Disaster swiftly took its course. Too many hounds were chasing the stag, tongues hanging from their ravening mouths, barking and growling, panting and jeering.

It became too much for Layla’s people. Was not the girl’s honour also that of her family? More, that of her whole tribe? Was it right that this mad fellow, this Qays of the Banu Amir, should play around with her until her name became a laughing-stock?

From now on Layla’s parents kept their daughter at home. They guarded her carefully and saw to it that Qays had no chance to meet her. They kept the new moon hidden from the fool; the way to the pastures was now blocked for the young gazelle. What could Layla do against it?

She had to hide the sadness of her heart. Only when she was alone did she drop the curtain and shed lonely tears.

Qays becomes Majnun

The separation from his beloved robbed the youth of his home and if Layla wept secretly, he openly displayed his unhappiness for everyone to see.

He appeared now here, now there. He wandered about in the small alleys between the tents and in the bazaar where the merchants and artisans have their stalls. He walked aimlessly, driven only by his aching heart, without heeding the staring eyes; tears springing from under his eyelashes like wild mountain streams. All the time he sang melancholy songs such as lovers are wont to sing in their misery. . . .

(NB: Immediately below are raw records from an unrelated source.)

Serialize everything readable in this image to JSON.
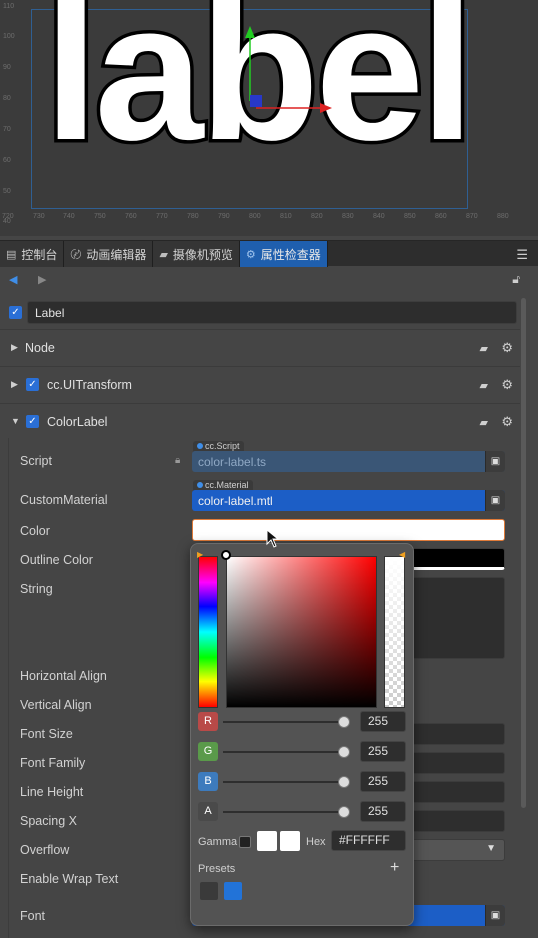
{
  "scene": {
    "ruler_y": [
      "110",
      "100",
      "90",
      "80",
      "70",
      "60",
      "50",
      "40"
    ],
    "ruler_x": [
      "720",
      "730",
      "740",
      "750",
      "760",
      "770",
      "780",
      "790",
      "800",
      "810",
      "820",
      "830",
      "840",
      "850",
      "860",
      "870",
      "880"
    ],
    "label_text": "label"
  },
  "tabs": [
    {
      "label": "控制台"
    },
    {
      "label": "动画编辑器"
    },
    {
      "label": "摄像机预览"
    },
    {
      "label": "属性检查器"
    }
  ],
  "node_name": "Label",
  "components": [
    {
      "title": "Node"
    },
    {
      "title": "cc.UITransform"
    },
    {
      "title": "ColorLabel"
    }
  ],
  "props": {
    "script": {
      "label": "Script",
      "tag": "cc.Script",
      "value": "color-label.ts"
    },
    "material": {
      "label": "CustomMaterial",
      "tag": "cc.Material",
      "value": "color-label.mtl"
    },
    "color": "Color",
    "outline_color": "Outline Color",
    "string": "String",
    "h_align": "Horizontal Align",
    "v_align": "Vertical Align",
    "font_size": "Font Size",
    "font_family": "Font Family",
    "line_height": "Line Height",
    "spacing_x": "Spacing X",
    "overflow": "Overflow",
    "wrap": "Enable Wrap Text",
    "font": "Font"
  },
  "picker": {
    "channels": [
      {
        "name": "R",
        "value": "255",
        "color": "#b94a48"
      },
      {
        "name": "G",
        "value": "255",
        "color": "#5a9a4a"
      },
      {
        "name": "B",
        "value": "255",
        "color": "#3d7bbd"
      },
      {
        "name": "A",
        "value": "255",
        "color": "#4a4a4a"
      }
    ],
    "gamma_label": "Gamma",
    "hex_label": "Hex",
    "hex_value": "#FFFFFF",
    "presets_label": "Presets",
    "add": "+"
  },
  "colors": {
    "accent": "#1f5fae",
    "selected": "#1c5ec6",
    "highlight": "#e07b39"
  }
}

When he passed by, people around him shouted: ‘Look, the Madman, Majnun is coming. . . Majnun!’

The reins had slipped from the rider’s hand. His innermost being was revealed like the heart of a split fruit. He had not only lost his beloved, but also himself. Everyone saw in his face the reflection of the fire scorching his heart, saw the blood running from his wound. He was suffering because of his beloved, but she remained far away. The longer it lasted, the more Qays became Majnun. Burning like a candle, he did not sleep at night and, while he searched for a remedy to cure soul and body, both were filled with deadly pain. Each day, at dusk, the ghosts of his vain hopes chased him out into the desert, barefoot and bareheaded.

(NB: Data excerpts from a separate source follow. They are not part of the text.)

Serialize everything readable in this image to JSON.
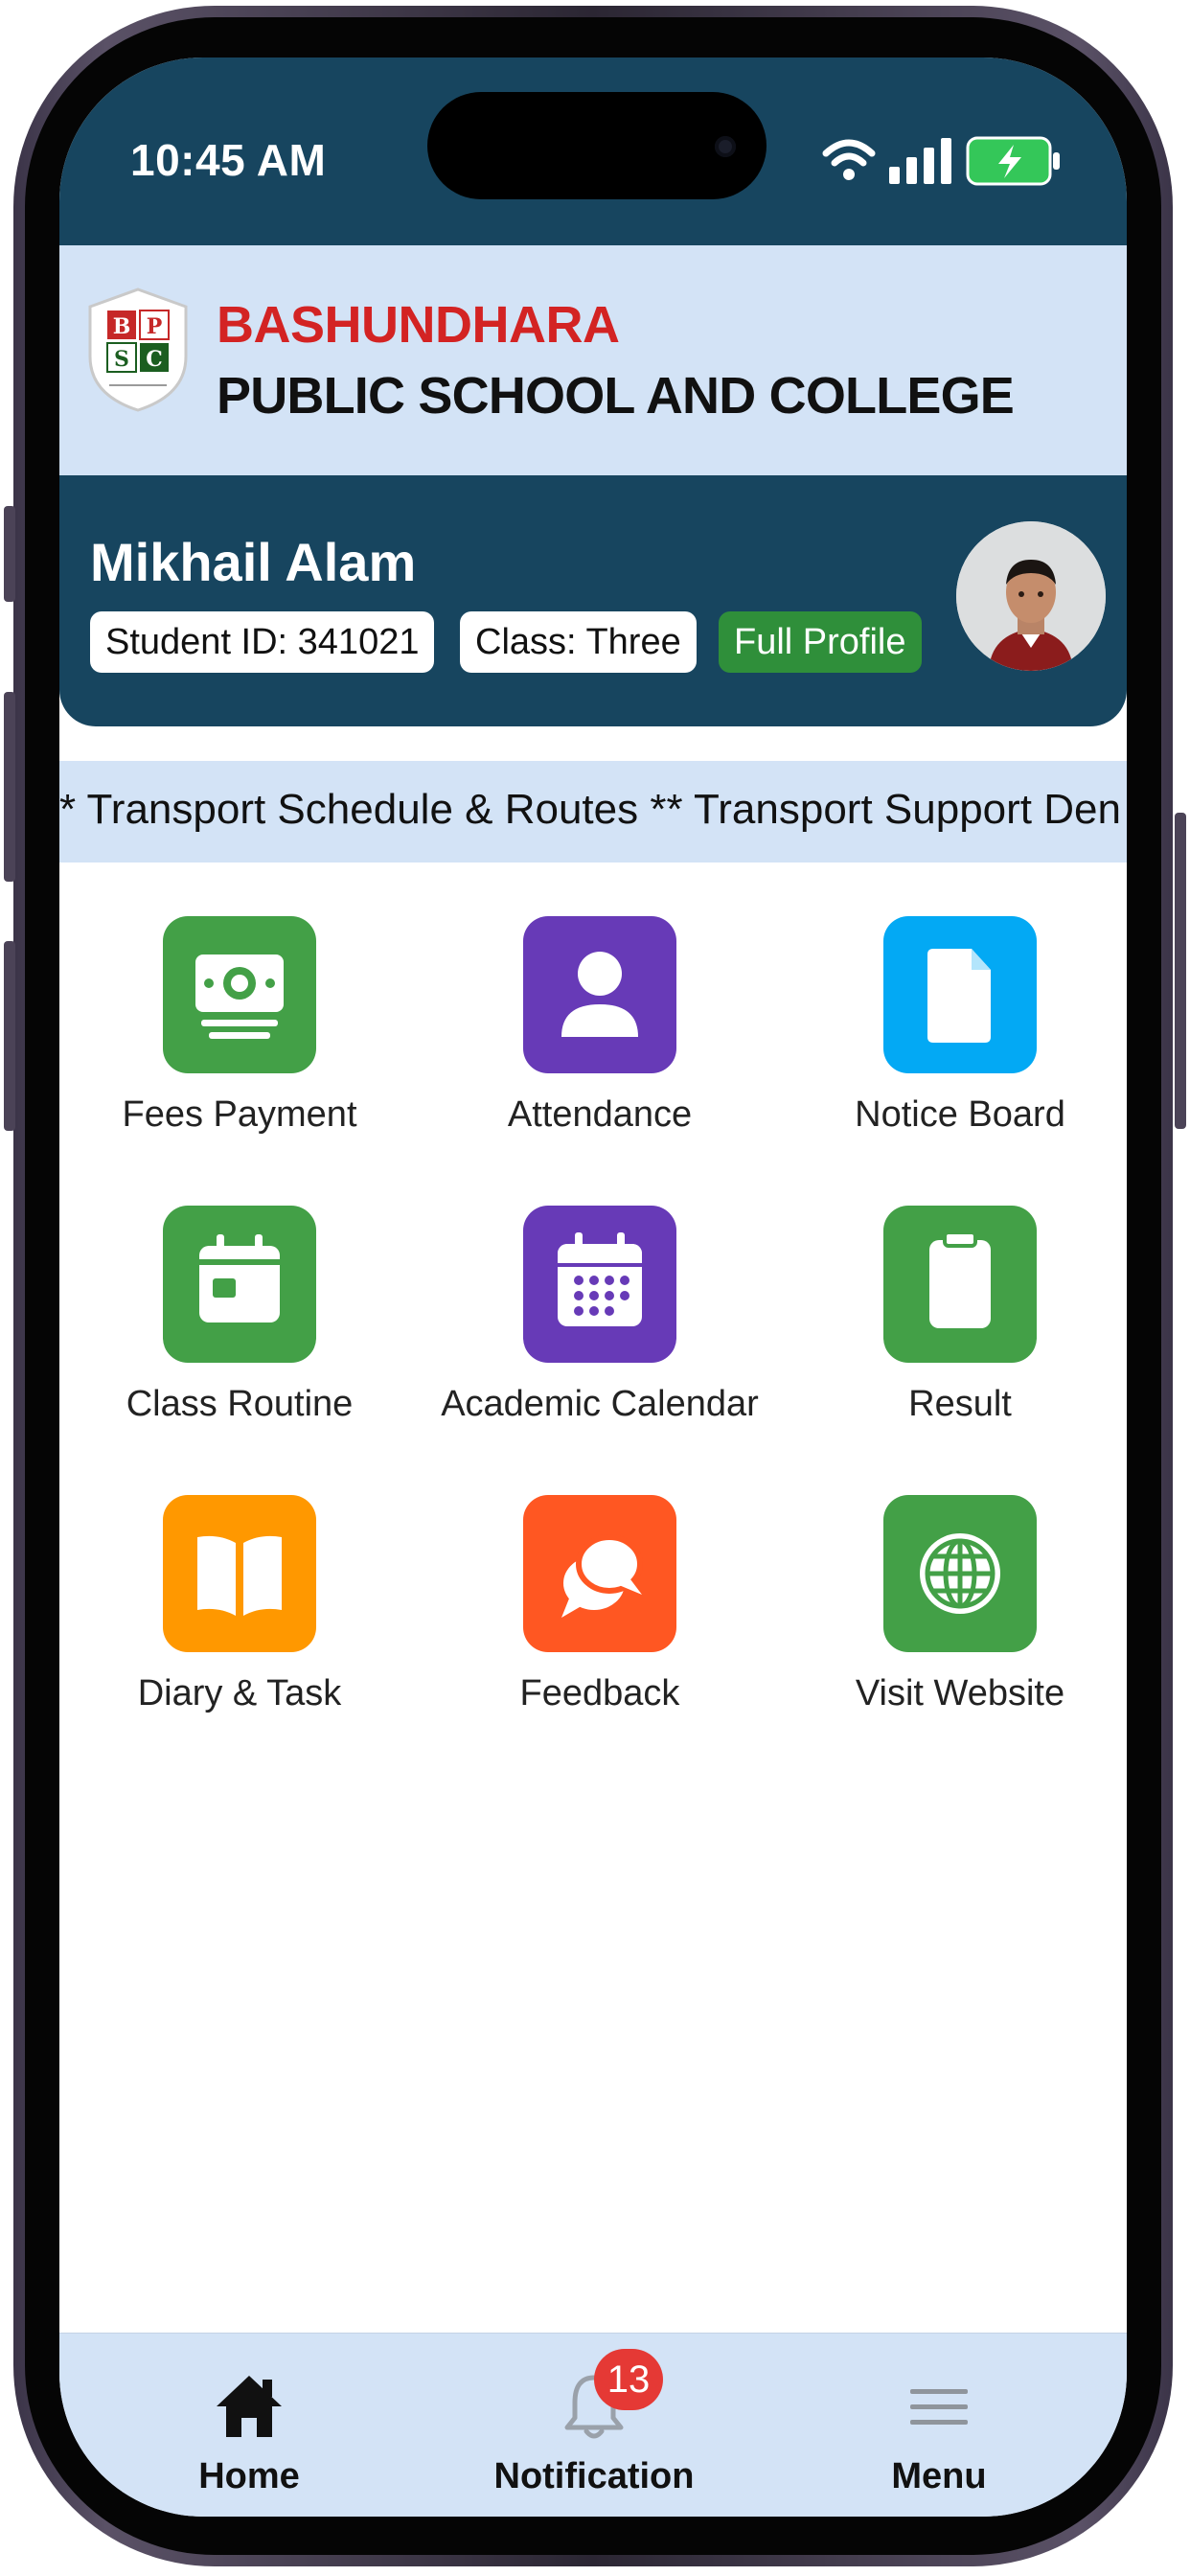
{
  "status_bar": {
    "time": "10:45 AM",
    "icons": [
      "wifi-icon",
      "cellular-signal-icon",
      "battery-charging-icon"
    ]
  },
  "header": {
    "logo_letters": [
      "B",
      "P",
      "S",
      "C"
    ],
    "school_name_line1": "BASHUNDHARA",
    "school_name_line2": "PUBLIC SCHOOL AND COLLEGE"
  },
  "profile": {
    "name": "Mikhail Alam",
    "student_id": "Student ID: 341021",
    "class": "Class: Three",
    "full_profile_label": "Full Profile"
  },
  "ticker": {
    "text": "* Transport Schedule & Routes ** Transport Support Den"
  },
  "grid": {
    "items": [
      {
        "label": "Fees Payment",
        "icon": "cash-icon",
        "color": "#43a047"
      },
      {
        "label": "Attendance",
        "icon": "person-icon",
        "color": "#673ab7"
      },
      {
        "label": "Notice Board",
        "icon": "document-icon",
        "color": "#03a9f4"
      },
      {
        "label": "Class Routine",
        "icon": "calendar-card-icon",
        "color": "#43a047"
      },
      {
        "label": "Academic Calendar",
        "icon": "calendar-grid-icon",
        "color": "#673ab7"
      },
      {
        "label": "Result",
        "icon": "clipboard-icon",
        "color": "#43a047"
      },
      {
        "label": "Diary & Task",
        "icon": "book-icon",
        "color": "#ff9800"
      },
      {
        "label": "Feedback",
        "icon": "chat-bubbles-icon",
        "color": "#ff5722"
      },
      {
        "label": "Visit Website",
        "icon": "globe-icon",
        "color": "#43a047"
      }
    ]
  },
  "bottom_nav": {
    "items": [
      {
        "label": "Home",
        "icon": "home-icon"
      },
      {
        "label": "Notification",
        "icon": "bell-icon",
        "badge": "13"
      },
      {
        "label": "Menu",
        "icon": "hamburger-menu-icon"
      }
    ]
  },
  "colors": {
    "primary_dark": "#17455f",
    "header_bg": "#d3e3f6",
    "school_red": "#d32323",
    "badge_red": "#e53935",
    "profile_green": "#2f8f3a"
  }
}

Then strange things began to happen. Majnun had been separated from Layla, yet his longing made him the slave of his imprisoned Mistress. A madman he became — but at the same time a poet, the harp of his love and of his pain.

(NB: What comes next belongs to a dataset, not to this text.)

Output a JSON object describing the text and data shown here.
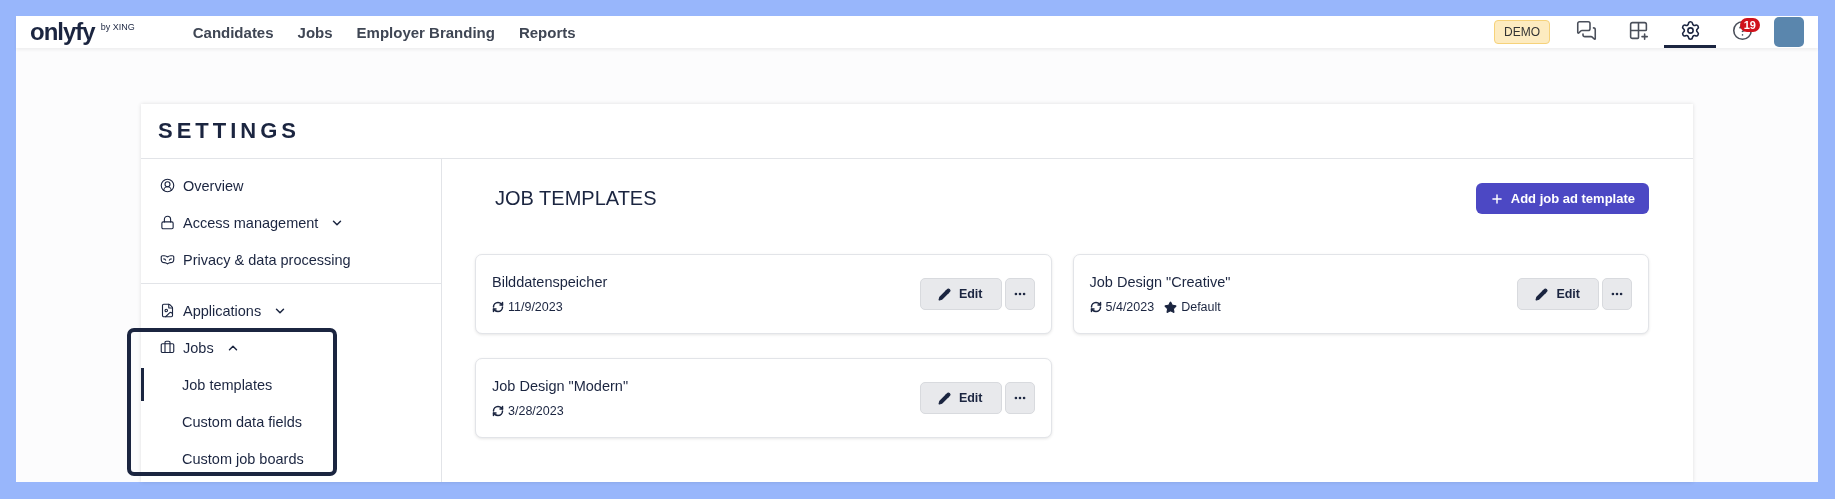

At night, when everyone was asleep, he secretly stole to the tent of his beloved. Sometimes two or three friends who had suffered the torments of love like him, accompanied him on his wanderings, but mostly he was alone, reciting his poems. Swift as the north wind he flew along, kissed Layla’s threshold like a shadow and returned before the new day dawned.

How hard it was to return! It seemed to take a year. On his way to her he ran fast, like water pouring into a trough. On the way back he crawled, as if he had to make his way through a hundred crevasses thick with thorn-bushes. If fate had allowed him happiness, he would never have returned home, where he now felt a stranger. His heart had suffered shipwreck, drifting helplessly in a boundless ocean; there seeemd no end to the fury of the gale. He hardly listened to what people were saying; he no longer cared. Only when he heard Layla’s name did he take notice. When they talked about other things, his ears and lips were sealed.